Tweaking the SD-WAN service and adding additional virtual firewall VNFs will, to some degree, repeat some work that Colt has already done, Voltolini said, but the new uCPE platform provides more scalability and flexibility.

"We'll have to do redo a little bit of the technology work that we've done already but in addition to that we will introduce new vendors for firewalls," he said. "We have an existing partnership with Juniper so we'll extend that to include their virtual firewall and for the second one we have a couple of candidates that customers are asking for. Anything from Palo Alto to Fortinet to Checkpoint, so we need to pick another one."

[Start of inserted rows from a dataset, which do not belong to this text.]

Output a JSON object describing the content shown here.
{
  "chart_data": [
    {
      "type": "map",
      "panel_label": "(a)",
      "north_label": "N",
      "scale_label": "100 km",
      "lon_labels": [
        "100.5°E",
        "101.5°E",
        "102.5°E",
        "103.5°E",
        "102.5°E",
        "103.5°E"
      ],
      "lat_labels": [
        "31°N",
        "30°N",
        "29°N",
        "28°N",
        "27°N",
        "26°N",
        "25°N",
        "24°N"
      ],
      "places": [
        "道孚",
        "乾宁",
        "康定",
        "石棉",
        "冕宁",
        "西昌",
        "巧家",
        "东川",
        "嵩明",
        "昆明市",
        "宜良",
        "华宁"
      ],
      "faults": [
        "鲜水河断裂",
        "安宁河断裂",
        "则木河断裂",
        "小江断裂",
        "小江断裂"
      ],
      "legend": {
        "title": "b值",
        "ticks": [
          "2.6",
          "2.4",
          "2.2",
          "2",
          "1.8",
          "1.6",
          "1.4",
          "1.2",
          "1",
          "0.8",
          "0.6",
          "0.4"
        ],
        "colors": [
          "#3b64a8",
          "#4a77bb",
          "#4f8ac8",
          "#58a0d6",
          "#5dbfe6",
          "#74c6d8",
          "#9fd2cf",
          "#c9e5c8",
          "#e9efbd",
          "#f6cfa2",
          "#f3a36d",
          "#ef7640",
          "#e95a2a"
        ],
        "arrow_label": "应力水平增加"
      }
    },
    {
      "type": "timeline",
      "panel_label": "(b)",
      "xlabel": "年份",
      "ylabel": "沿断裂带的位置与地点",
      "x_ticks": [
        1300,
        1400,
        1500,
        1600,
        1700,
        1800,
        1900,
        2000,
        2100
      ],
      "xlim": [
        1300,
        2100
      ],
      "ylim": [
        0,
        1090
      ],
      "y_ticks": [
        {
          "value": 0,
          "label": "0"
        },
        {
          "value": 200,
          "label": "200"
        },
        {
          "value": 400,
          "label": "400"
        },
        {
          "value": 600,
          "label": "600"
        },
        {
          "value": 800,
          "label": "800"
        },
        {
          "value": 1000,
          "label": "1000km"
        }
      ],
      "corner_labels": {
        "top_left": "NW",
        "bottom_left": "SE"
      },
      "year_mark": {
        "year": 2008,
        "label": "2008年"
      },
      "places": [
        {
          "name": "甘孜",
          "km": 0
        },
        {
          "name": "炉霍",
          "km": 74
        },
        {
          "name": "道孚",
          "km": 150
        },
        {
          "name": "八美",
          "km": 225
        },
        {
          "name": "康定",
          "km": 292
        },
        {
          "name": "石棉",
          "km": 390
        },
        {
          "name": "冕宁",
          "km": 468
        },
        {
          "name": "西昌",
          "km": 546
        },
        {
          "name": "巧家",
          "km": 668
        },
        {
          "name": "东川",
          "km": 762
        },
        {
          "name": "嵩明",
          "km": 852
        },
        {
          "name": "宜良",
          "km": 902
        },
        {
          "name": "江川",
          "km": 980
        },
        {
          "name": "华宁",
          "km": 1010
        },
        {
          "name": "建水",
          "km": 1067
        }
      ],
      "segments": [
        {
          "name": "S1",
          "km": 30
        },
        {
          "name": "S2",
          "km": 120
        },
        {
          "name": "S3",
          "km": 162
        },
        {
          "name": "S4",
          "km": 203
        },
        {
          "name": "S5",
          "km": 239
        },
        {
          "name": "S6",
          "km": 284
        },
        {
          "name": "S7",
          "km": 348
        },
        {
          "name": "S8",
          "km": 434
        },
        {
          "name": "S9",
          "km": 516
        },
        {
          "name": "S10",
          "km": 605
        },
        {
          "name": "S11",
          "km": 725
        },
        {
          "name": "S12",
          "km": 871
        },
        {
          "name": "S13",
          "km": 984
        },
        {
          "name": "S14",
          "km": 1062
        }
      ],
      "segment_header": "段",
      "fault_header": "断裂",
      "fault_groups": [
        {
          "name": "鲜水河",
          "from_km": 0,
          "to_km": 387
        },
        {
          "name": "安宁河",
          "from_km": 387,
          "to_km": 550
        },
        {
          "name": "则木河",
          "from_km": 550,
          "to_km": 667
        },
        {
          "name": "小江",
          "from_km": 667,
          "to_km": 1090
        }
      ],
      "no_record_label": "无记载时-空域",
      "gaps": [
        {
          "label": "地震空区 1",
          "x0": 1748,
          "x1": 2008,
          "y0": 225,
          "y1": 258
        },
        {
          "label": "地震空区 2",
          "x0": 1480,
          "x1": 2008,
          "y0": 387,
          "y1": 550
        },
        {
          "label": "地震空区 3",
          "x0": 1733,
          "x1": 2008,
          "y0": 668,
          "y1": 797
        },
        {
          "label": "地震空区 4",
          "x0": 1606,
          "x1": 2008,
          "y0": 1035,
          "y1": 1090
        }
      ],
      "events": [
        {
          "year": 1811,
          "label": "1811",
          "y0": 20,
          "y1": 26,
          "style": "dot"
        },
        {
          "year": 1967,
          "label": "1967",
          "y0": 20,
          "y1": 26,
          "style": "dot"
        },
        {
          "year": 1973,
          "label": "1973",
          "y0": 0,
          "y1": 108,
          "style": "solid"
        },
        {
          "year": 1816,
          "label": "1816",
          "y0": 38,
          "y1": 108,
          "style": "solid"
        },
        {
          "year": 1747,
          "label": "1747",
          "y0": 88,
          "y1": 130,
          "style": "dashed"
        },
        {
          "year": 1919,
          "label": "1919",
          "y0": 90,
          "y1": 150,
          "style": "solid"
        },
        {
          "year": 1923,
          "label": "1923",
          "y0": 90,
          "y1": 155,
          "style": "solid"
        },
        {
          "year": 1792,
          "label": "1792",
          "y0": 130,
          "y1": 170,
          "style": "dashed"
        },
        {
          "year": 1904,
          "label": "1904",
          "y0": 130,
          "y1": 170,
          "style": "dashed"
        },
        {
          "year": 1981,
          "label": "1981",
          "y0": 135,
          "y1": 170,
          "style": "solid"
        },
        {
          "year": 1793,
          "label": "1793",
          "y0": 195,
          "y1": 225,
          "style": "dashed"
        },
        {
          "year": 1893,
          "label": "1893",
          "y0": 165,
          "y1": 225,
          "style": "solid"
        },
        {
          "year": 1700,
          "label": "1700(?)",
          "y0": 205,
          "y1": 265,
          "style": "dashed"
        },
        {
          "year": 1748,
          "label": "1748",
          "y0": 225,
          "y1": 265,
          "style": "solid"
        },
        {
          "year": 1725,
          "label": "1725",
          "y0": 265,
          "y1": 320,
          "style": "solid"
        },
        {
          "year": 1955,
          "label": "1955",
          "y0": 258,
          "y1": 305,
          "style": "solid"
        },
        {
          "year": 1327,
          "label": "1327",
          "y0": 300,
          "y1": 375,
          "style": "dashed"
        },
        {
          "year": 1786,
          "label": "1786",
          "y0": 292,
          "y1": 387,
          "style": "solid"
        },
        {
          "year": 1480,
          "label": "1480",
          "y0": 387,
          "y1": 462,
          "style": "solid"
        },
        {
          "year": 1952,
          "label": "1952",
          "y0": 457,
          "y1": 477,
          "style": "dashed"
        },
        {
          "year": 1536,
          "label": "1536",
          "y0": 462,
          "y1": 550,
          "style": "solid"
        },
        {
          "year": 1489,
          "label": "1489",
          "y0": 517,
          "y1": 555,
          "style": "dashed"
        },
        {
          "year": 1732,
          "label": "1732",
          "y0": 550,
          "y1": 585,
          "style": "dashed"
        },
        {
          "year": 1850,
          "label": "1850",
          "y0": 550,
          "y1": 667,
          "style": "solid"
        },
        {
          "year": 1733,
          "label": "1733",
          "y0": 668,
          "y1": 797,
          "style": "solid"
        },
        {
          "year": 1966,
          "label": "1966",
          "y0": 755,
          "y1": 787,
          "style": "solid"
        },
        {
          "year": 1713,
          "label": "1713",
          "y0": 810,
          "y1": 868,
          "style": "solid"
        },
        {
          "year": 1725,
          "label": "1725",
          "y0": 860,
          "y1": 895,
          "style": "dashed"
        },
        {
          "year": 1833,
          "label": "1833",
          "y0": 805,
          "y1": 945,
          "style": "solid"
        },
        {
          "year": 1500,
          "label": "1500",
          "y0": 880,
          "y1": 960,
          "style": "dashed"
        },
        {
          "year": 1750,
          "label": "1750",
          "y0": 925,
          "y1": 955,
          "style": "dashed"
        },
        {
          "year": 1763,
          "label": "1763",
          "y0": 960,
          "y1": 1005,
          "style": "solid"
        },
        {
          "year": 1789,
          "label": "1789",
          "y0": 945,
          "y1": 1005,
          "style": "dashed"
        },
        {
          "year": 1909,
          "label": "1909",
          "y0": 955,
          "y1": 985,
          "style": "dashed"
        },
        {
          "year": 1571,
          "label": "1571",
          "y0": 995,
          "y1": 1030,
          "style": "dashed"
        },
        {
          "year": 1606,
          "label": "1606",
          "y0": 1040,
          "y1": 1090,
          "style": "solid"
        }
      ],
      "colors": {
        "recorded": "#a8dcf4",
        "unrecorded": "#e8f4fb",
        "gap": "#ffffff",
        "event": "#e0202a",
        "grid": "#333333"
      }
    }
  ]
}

With Stratus in place, Colt will be able to test, onboard and release the VNF firewalls to customers the same way each time. Colt is following the European Telecommunications Standards Institute's NFV reference architecture for Stratus.

Novitas business orchestration

The Novitas platform is the "brain" that sits above other SDN control tools and network orchestration. Colt built Novitas' business orchestration internally by using software development kits and toolkits.

Colt supported 30 data centers across Asia and Europe when it first launched Novitas early last year. Since then, Novitas has been extended into 570 data centers and 20,000 retail buildings in the same regions. Colt officially launched launched its services in the U.S. last month in 13 cities across 30 data centers. Voltolini said Colt would extend Novitas into the U.S. data centers in October.

Novitas features a portal and API layer, the latter of which uses the MEF's LSO (Lifecycle Service Orchestration) API for connections with third-party networks.

Voltolini said that he didn't think containers were far enough along to be used by Colt, but Novitas' internal orchestration was built to use microservices.

"We expect (future) VNFs to be designed with a microservices approach in mind," he said. "That way you can separate different components and you don’t have to duplicate elements across different services.

"If a VNF is well designed, then we can put it on top of our architecture. If it's not well designed, if it's not a known cloud friendly type of VNF, at the moment you may have to live it because it's something that suppliers are driving.  But we'll start to look at how different VNFs perform and select the ones that are working well with our infrastructure. If something is not well designed and is not working well, it may not make it to the final cut."

Sentio network intelligence platform

The third and final leg of Colt's On Demand initiative is Sentio. The plans for Sentio include enabling fully automated service management based on closed-loop automation. Sentio was designed to automate service management, modification and restoration by scaling in and out of VNF resources.

"Today we have a static world with traditional networks that are based on proprietary hardware," Voltolini said. "If something breaks somebody manually tries to fix the problem by analyzing the causes. It takes hours to fix a problem. You have to go through the existing tools with people acting on them.

"In the NFV world, you don't expect things to take hours to happen. You want immediate reactions. So if a VNF fails the system needs to be able to understand what has happened, restart the VNF and put it back where it was before without human interaction. You need to expand the VNF performance with additional VMs (virtual machines) if you want that to happen automatically."

Voltolini said the goal of Sentio was make the network more self-healing and more self-sufficient in order to manage itself.

"This is where we are looking at using AI," Voltolini said. "At the moment we have a couple of proof-of-concepts under implementation where we're looking at some specific of applications.

"We have a lot of information in the network so we're looking at creating our own data lake that can be used to make intelligent decisions. So the goal is collecting our analytics and then driving this closed loop automation through a machine learning-based system. It's a complex set of activities.